Unfortunately, this anger leads to mixed consequences. Anti-immigrant sentiment seems to have gathered some steam, with an outsider candidate running on an anti-immigrant platform getting 4,000 votes. This is an indication of the political polarization, both left and right, taking place in U.S. society. Socialists need to be bold about taking up this question, and we made immigrant rights one of our key issues despite the fact that undocumented immigrants can’t vote.

We distributed tens of thousands of leaflets and well over a thousand of our eight-page election-edition of the Boston Organizer, our local newsletter. Every single piece of material, including our 100 huge red signs, prominently placed the logo of Socialist Alternative. Quite literally, we raised the banner of socialism to more people in Boston than it has been for a long time.

Many people were very impressed with the seriousness of our election campaign, and we have gotten many people interested in joining Socialist Alternative through this work. As the war in Iraq drags on, as the housing situation deteriorates, and as the attacks on working people intensify, struggle is likely to pick up in the U.S.

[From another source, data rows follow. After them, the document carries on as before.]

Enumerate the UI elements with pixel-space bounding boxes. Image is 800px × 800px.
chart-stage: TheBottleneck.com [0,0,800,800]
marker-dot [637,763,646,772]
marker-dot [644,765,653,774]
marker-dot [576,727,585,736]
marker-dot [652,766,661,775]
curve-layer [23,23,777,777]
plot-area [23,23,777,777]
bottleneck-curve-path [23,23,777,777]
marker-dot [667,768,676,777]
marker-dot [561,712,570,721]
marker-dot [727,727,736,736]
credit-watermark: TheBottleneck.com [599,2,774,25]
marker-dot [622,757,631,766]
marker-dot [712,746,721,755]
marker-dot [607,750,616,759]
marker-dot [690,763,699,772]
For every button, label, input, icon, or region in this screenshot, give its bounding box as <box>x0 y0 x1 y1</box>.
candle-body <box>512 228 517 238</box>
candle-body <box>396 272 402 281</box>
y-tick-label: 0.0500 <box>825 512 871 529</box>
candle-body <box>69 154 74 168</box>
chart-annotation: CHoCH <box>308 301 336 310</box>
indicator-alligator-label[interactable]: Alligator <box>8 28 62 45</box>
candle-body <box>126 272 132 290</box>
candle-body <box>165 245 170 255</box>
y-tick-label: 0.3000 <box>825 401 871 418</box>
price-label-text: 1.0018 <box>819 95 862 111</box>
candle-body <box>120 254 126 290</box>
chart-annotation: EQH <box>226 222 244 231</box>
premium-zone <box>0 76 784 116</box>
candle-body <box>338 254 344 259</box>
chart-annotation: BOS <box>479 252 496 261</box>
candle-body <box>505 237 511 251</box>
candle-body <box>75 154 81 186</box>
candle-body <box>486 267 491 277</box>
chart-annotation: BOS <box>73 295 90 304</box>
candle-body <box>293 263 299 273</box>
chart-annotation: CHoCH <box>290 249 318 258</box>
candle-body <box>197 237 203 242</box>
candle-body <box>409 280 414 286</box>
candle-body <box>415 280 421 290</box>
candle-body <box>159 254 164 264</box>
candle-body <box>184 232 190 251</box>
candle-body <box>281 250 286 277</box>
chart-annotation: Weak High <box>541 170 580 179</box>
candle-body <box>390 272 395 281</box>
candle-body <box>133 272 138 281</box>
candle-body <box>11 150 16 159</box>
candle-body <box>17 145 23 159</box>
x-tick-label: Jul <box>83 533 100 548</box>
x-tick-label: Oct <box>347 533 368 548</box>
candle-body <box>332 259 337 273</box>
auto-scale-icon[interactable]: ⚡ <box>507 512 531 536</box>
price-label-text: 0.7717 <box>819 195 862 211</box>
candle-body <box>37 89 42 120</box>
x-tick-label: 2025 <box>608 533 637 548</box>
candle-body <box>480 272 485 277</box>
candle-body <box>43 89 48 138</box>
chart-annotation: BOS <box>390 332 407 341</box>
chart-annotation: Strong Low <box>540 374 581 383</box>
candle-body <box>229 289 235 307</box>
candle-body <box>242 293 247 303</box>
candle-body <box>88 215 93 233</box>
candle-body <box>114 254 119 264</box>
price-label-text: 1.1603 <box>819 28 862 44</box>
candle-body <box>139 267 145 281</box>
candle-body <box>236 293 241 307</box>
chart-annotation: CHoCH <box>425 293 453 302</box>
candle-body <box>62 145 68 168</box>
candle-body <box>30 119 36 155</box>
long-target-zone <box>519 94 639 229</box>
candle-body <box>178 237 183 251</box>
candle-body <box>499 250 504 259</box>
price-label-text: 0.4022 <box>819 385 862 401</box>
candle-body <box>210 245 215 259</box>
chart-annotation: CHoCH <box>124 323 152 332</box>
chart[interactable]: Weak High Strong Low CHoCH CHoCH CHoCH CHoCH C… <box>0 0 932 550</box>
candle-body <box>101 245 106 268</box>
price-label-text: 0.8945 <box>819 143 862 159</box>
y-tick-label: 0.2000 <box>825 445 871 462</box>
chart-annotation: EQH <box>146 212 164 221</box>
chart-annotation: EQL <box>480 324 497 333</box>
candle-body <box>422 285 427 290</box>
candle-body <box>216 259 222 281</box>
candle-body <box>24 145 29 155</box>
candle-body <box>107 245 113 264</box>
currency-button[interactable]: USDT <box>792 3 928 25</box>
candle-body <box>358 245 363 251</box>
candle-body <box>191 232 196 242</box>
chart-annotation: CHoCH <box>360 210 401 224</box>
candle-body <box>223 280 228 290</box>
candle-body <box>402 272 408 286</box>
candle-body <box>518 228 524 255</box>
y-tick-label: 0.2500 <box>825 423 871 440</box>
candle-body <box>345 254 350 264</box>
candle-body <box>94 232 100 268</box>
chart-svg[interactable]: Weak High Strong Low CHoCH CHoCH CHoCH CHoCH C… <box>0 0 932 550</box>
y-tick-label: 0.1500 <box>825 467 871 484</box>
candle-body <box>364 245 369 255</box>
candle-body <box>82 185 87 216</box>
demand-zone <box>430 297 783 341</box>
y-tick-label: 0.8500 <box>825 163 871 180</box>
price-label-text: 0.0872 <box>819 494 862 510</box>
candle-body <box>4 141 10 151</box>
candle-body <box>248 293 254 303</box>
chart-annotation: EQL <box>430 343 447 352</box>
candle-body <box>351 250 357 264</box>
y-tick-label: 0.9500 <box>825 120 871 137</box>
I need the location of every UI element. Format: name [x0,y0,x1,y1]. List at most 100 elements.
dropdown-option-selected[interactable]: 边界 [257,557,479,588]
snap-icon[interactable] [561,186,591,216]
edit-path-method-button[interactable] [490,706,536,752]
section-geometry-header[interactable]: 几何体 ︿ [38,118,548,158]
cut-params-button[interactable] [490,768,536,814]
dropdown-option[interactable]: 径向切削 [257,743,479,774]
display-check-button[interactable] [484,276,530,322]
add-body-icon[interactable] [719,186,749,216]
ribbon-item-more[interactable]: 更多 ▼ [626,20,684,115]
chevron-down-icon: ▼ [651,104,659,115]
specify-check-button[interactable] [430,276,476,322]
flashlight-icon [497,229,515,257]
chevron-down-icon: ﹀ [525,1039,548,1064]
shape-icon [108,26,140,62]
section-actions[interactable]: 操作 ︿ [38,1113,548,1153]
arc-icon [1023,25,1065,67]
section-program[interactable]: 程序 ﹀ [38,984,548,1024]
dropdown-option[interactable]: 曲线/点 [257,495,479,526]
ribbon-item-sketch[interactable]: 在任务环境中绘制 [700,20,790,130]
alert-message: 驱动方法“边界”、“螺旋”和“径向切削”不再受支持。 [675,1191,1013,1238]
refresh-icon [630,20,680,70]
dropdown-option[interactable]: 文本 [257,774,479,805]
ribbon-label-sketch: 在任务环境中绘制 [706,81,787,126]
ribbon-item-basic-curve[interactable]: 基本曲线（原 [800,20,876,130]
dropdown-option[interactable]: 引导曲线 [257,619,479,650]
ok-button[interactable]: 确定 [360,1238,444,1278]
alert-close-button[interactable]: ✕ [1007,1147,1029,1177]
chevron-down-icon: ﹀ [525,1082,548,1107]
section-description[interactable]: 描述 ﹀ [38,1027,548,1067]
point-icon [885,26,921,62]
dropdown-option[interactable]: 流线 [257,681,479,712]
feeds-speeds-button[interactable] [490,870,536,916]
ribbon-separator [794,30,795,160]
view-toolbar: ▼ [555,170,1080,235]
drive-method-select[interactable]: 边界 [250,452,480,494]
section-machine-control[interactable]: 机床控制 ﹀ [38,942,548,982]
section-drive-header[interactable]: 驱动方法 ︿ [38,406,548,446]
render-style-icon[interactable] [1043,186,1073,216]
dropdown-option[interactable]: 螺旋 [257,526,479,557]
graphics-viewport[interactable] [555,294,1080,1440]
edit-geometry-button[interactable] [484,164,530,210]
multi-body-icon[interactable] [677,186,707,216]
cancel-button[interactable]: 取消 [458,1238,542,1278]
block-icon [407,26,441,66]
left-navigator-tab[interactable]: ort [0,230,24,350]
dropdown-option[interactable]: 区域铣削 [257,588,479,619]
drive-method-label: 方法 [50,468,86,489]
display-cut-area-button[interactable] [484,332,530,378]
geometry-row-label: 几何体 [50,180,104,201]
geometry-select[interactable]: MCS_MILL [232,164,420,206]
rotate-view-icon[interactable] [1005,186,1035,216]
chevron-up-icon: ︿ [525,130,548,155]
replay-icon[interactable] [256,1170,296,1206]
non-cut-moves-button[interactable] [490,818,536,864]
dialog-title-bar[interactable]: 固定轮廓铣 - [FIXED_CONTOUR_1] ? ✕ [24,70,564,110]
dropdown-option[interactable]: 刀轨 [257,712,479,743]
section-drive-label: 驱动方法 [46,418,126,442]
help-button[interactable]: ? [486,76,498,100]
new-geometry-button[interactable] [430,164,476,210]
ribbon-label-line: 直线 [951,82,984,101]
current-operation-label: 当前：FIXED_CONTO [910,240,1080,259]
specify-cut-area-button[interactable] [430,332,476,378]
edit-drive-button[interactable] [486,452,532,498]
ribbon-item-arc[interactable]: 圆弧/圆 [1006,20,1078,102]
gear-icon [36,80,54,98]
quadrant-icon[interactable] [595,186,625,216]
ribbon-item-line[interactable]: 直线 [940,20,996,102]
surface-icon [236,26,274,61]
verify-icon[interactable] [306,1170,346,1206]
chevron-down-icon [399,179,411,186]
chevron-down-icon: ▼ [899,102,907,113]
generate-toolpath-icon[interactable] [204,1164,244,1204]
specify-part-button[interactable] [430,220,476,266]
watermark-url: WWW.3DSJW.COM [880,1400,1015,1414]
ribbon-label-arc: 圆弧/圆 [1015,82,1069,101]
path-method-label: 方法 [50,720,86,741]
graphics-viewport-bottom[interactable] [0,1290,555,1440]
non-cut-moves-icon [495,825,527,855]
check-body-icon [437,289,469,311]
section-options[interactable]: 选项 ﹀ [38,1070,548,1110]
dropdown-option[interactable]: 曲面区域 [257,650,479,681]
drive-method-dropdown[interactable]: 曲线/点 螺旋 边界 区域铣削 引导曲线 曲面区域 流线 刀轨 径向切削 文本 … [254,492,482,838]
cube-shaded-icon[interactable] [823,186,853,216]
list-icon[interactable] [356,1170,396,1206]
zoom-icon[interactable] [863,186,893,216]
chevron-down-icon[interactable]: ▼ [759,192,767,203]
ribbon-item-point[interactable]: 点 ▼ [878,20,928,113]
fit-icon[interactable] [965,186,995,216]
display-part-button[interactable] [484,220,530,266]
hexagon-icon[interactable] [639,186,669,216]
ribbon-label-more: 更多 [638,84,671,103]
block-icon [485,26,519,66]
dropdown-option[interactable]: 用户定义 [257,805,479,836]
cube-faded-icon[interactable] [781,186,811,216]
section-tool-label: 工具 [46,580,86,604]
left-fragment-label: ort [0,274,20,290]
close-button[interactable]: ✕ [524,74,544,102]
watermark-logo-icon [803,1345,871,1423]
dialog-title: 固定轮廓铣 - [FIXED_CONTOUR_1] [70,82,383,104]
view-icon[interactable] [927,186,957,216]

When this fight intensifies, new activists will look for alternatives on the political and electoral plane. Socialist Alternative does not wish to just stand aside and comment on this process. We want local and state lists of candidates, independent of the two parties, that fight against the rising rents, home foreclosures, and other attacks on our standard of living.

We would contribute to the political struggle for working-class representation whether the broad candidates’ list was explicitly socialist or not. With our experience in Boston, we are now better positioned to intervene in this type of development in a serious way.

In this way, even if only on a very small scale, Socialist Alternative’s campaign in Boston served many purposes. The campaign raised the basic ideas and program of socialism; it was a campaign that consciously built a revolutionary organization; it helped to educate a layer of young working-class activists; and it was a tiny but important step towards working-class political representation.